Nearly 80 per cent of Chinese patent medicines (CPM) are mislabelled, according to results of a DNA barcoding technique developed at the University of Guelph.

Prof. Steve Newmaster and his research team developed a technique that will extend the use of DNA barcoding to quality testing of natural health products

The methods developed in this new Nature – Scientific Reports study will extend the use of DNA barcoding to quality testing of natural health products, the researchers say.

A team of scientists at U of G’s Biodiversity Institute of Ontario (BIO) working with Chinese researchers examined 20 extracts and 47 CPMs.  Contents matched ingredients listed on the labels in only 17 per cent of the extracts and 22 per cent of the CPMs.

The team tested for Lonicerae japonicae Flos, or East Asian honeysuckle. The dried leaves and flowers of the plant are used in traditional Chinese medicine to treat fevers, coughs, headaches and sore throats.

“We found significant adulteration in these products; people are not getting what they are paying for,” said study co-author and integrative biology professor Steve Newmaster. “Too often this is the case with natural health products. But now we have found a way to effectively test these medicines using this new technique. Consumers will know what they are putting in their bodies.”

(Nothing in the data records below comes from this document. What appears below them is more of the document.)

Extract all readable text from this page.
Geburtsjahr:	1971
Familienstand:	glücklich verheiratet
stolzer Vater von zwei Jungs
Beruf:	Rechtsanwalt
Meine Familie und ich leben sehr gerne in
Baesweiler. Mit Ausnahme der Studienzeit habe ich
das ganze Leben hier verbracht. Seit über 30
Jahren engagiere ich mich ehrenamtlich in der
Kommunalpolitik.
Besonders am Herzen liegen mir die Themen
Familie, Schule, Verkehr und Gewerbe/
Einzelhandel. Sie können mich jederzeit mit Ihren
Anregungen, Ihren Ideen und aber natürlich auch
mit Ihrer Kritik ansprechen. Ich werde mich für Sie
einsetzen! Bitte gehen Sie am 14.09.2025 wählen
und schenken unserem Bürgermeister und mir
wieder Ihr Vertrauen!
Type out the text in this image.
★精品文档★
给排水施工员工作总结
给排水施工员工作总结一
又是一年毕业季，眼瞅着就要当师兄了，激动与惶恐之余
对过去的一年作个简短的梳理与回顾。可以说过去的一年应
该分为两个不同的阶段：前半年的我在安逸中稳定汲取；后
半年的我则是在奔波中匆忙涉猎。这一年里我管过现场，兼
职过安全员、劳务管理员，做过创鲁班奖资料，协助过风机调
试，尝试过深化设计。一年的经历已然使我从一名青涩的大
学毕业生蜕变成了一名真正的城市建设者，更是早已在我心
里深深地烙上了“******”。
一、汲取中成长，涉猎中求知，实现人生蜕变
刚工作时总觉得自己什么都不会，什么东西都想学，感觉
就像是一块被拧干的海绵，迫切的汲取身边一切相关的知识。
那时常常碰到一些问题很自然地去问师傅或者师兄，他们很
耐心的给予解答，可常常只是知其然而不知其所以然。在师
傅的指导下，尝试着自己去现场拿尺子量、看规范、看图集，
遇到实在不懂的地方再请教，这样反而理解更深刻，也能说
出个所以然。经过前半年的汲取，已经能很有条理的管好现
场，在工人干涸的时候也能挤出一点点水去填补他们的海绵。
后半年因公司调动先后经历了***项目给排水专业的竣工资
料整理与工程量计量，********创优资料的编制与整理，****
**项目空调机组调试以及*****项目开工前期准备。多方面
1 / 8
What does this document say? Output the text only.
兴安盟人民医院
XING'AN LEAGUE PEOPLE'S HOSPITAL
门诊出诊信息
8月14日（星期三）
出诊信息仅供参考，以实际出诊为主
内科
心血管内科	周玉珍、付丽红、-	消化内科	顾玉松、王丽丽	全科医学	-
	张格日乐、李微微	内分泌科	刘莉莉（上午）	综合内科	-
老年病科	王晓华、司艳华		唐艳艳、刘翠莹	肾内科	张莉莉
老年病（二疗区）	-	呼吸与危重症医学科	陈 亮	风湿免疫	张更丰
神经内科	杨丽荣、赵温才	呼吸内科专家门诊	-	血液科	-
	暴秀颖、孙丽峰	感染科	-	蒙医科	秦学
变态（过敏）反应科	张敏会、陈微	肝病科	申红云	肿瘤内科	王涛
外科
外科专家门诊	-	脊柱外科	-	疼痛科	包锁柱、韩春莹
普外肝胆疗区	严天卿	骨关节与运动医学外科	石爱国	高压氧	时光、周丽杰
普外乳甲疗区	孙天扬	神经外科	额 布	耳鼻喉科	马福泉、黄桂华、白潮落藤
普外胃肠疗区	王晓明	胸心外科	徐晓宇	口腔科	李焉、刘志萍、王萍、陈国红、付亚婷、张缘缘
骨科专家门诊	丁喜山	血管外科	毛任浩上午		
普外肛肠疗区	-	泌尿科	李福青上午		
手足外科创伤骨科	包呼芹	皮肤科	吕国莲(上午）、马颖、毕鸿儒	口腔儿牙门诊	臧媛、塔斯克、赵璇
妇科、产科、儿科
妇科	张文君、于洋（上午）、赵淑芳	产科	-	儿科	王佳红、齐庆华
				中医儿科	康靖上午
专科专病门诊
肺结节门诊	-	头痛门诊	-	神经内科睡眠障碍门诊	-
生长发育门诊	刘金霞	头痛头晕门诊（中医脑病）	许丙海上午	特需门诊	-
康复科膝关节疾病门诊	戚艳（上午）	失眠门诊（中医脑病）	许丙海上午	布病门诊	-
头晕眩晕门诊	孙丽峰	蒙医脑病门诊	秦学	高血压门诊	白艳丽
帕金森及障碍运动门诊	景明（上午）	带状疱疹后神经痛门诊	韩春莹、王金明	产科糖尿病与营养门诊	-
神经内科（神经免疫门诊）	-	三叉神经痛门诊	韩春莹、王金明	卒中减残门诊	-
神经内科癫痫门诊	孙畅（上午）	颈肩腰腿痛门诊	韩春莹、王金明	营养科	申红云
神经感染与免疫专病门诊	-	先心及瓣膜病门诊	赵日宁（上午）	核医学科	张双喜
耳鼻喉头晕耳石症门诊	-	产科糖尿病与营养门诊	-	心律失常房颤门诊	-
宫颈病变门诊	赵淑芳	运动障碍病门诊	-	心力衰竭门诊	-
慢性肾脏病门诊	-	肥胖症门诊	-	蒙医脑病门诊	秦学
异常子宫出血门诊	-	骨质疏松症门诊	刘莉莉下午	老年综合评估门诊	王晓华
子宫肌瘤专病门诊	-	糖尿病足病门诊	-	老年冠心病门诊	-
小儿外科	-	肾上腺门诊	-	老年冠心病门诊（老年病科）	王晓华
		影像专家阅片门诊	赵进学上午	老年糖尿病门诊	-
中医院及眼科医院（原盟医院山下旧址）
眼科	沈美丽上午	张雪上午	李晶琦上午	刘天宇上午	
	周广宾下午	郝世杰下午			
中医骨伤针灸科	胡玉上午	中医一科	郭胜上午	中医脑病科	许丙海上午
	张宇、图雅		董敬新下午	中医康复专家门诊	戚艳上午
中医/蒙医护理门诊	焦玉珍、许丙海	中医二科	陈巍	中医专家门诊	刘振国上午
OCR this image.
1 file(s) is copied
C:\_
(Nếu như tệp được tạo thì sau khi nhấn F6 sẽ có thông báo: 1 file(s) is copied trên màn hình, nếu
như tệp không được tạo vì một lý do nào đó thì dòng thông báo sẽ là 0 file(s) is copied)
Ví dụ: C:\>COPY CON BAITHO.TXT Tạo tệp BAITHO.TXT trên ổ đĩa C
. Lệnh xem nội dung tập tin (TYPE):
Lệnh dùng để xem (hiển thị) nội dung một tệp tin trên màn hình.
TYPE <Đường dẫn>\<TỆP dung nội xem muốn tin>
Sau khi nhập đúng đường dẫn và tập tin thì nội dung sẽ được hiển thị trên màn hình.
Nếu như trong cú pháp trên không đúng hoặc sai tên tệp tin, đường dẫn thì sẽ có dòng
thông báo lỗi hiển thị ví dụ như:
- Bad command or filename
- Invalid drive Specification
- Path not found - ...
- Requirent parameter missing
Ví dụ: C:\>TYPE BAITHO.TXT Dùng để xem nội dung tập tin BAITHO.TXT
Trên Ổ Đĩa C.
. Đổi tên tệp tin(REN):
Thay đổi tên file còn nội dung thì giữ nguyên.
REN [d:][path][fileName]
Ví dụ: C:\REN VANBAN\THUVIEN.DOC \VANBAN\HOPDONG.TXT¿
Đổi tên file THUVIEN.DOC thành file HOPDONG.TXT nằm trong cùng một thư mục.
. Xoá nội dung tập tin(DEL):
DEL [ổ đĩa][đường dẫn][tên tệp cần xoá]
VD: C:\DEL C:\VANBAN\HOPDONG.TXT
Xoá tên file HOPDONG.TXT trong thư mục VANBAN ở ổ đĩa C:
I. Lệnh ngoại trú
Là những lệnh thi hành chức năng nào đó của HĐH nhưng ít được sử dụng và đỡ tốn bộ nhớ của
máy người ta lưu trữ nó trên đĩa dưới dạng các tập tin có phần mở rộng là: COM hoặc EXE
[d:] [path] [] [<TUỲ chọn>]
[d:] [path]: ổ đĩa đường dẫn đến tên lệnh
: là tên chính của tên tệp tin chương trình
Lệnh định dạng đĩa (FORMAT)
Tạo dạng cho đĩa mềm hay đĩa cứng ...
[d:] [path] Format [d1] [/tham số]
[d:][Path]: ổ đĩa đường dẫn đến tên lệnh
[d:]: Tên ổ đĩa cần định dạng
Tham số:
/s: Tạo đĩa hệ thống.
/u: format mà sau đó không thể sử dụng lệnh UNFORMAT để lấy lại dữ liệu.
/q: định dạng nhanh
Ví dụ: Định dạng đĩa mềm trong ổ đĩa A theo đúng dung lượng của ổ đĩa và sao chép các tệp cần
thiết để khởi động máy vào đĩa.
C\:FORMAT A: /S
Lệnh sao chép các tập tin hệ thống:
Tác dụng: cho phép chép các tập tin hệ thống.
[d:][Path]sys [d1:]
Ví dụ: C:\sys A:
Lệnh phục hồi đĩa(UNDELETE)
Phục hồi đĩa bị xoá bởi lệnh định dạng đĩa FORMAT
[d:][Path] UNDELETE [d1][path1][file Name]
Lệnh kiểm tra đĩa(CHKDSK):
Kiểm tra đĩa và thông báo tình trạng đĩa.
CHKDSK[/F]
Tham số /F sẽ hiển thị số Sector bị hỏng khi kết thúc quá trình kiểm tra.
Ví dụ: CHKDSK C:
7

Newmaster led a 2013 study that found significant adulteration of herbal products. This new study extends the use of DNA barcoding by analyzing the plant’s unique features to identify the ingredients in the medicines.

Newmaster plans to use this strategy with other medications.

The BIO team recently started the Natural Health Products Research Alliance (NHPRA) to make DNA barcoding more accessible.

“We are getting closer to bringing this technology to the market,” said Newmaster, who directs the NHPRA.

“In a global world, it can be difficult to track sources and ensure product quality. The pressure to save money often leads to product adulteration. Can we help solve this issue? We believe we can.”

Newmaster said the technology will work on all natural health products, including vitamins and probiotics.

“This tool is helpful to consumers and manufacturers. Products can be certified, building trust in companies. In the future, you will know a product is being tested.”